Konstruksi Media – Korps Pemberantasan Tindak Pidana Korupsi (Kortastipidkor) Polri tengah menyelidiki dugaan korupsi di PT Perusahaan Listrik Negara (PLN) yang menyebabkan mangkraknya proyek Pembangkit Listrik Tenaga Uap (PLTU) 1 di Kalimantan Barat. Akibat proyek yang terbengkalai ini, negara diperkirakan mengalami kerugian hingga Rp1,2 triliun.
“Saat ini masih dalam tahap penyelidikan awal, sehingga belum dapat dikonfirmasi lebih lanjut,” ujar Wakil Kepala Kortastipidkor Polri, Brigadir Jenderal Arief Adiharsa, dikutip dari situs resmi Tipidkor Polri.
Polisi telah memanggil dan memeriksa sejumlah pejabat PLN Pusat pada 3 Maret 2025 terkait kasus ini. Penyalahgunaan wewenang dalam proyek PLTU 1 Kalbar ditengarai menjadi penyebab utama kegagalan proyek yang sudah mangkrak sejak 2016.
Menurut Brigjen Arief, kasus ini bermula dari proses lelang proyek PLTU 1 Kalbar berkapasitas 2×50 MW yang menggunakan anggaran PT PLN (Persero). Lelang yang berlangsung pada 2008 dimenangkan oleh konsorsium KSO BRN, meskipun belakangan diketahui bahwa perusahaan tersebut tidak memenuhi persyaratan prakualifikasi dan evaluasi teknis.
“Pada 11 Juni 2009, kontrak senilai USD80 juta dan Rp 507 miliar—atau setara dengan Rp1,2 triliun berdasarkan kurs saat ini—ditandatangani antara RR sebagai Direktur Utama PT BRN dan FM selaku Direktur Utama PT PLN,” jelasnya.

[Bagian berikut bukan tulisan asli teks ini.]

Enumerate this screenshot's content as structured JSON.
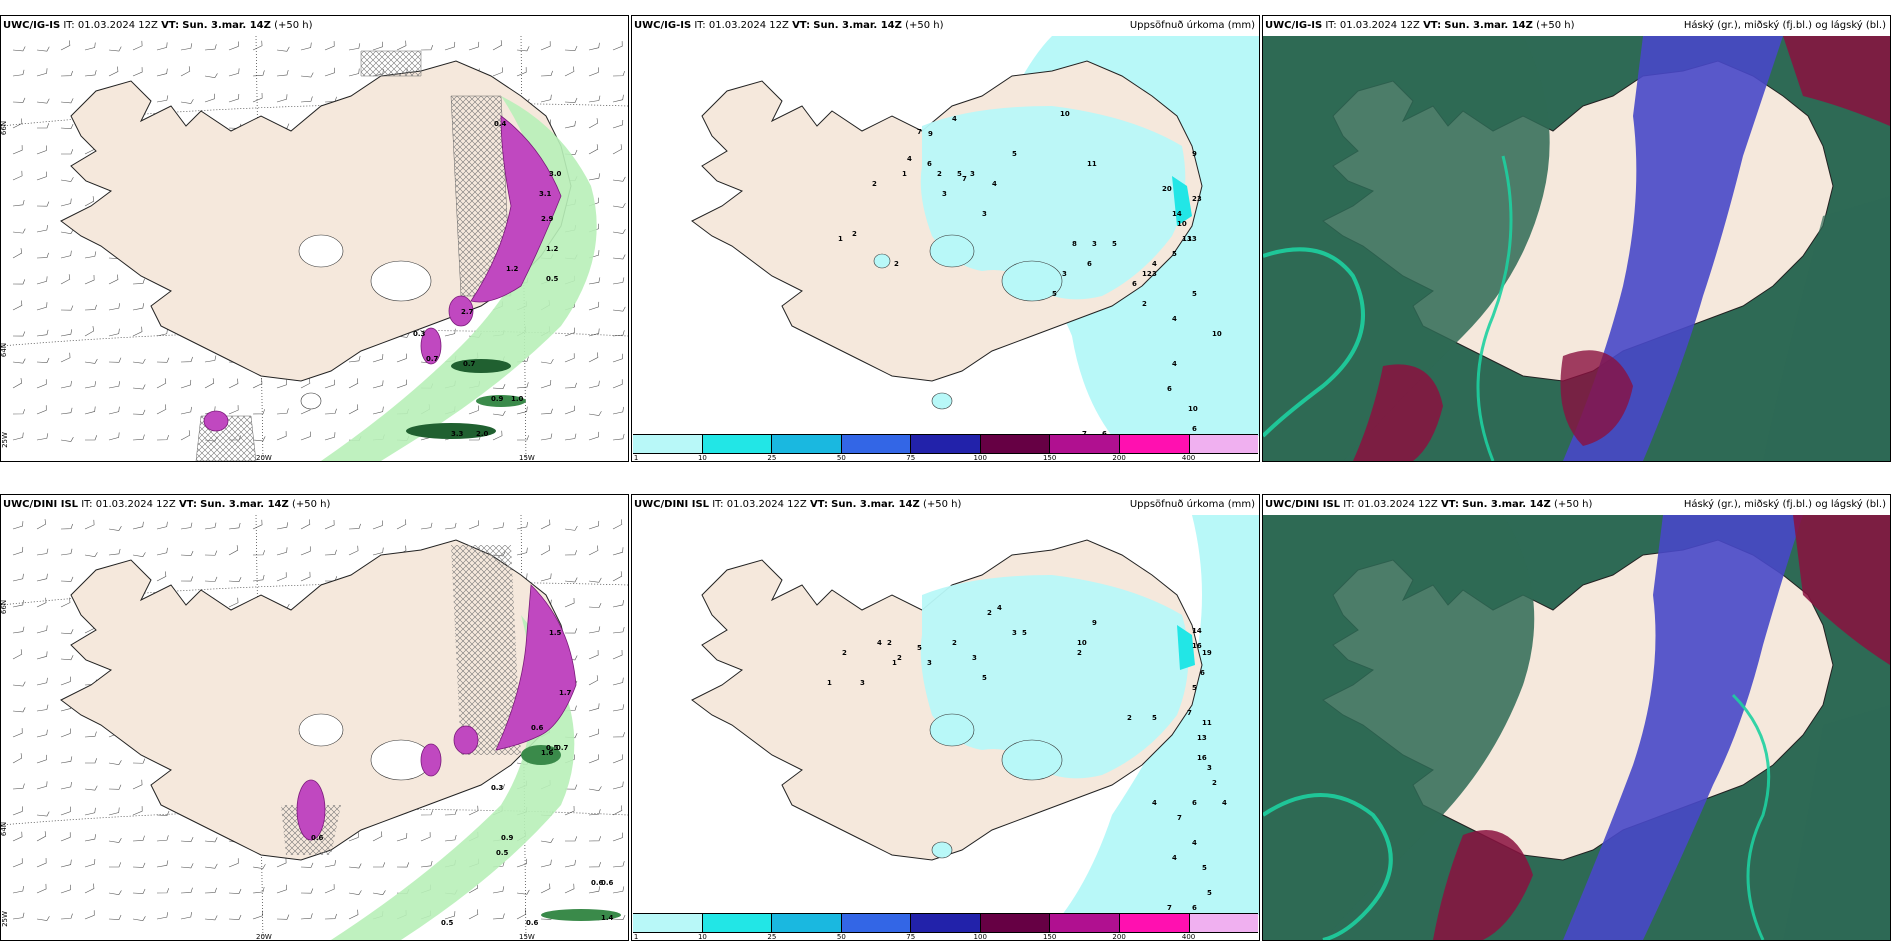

Setelah memenangkan lelang, KSO BRN mengalihkan seluruh pekerjaan kepada dua perusahaan asal Tiongkok, PT PI dan QJPSE. Namun, pembangunan yang dikerjakan pihak ketiga tersebut tidak mencapai target yang ditetapkan. Akibatnya, sejak 2016 proyek PLTU ini dinyatakan mangkrak dan tidak dapat dimanfaatkan.
Kasus ini menjadi perhatian publik mengingat besarnya nilai proyek dan dampaknya terhadap sektor energi di Kalimantan Barat. Penyelidikan terus dilakukan guna mengungkap pihak-pihak yang bertanggung jawab serta memastikan langkah hukum lebih lanjut. (***)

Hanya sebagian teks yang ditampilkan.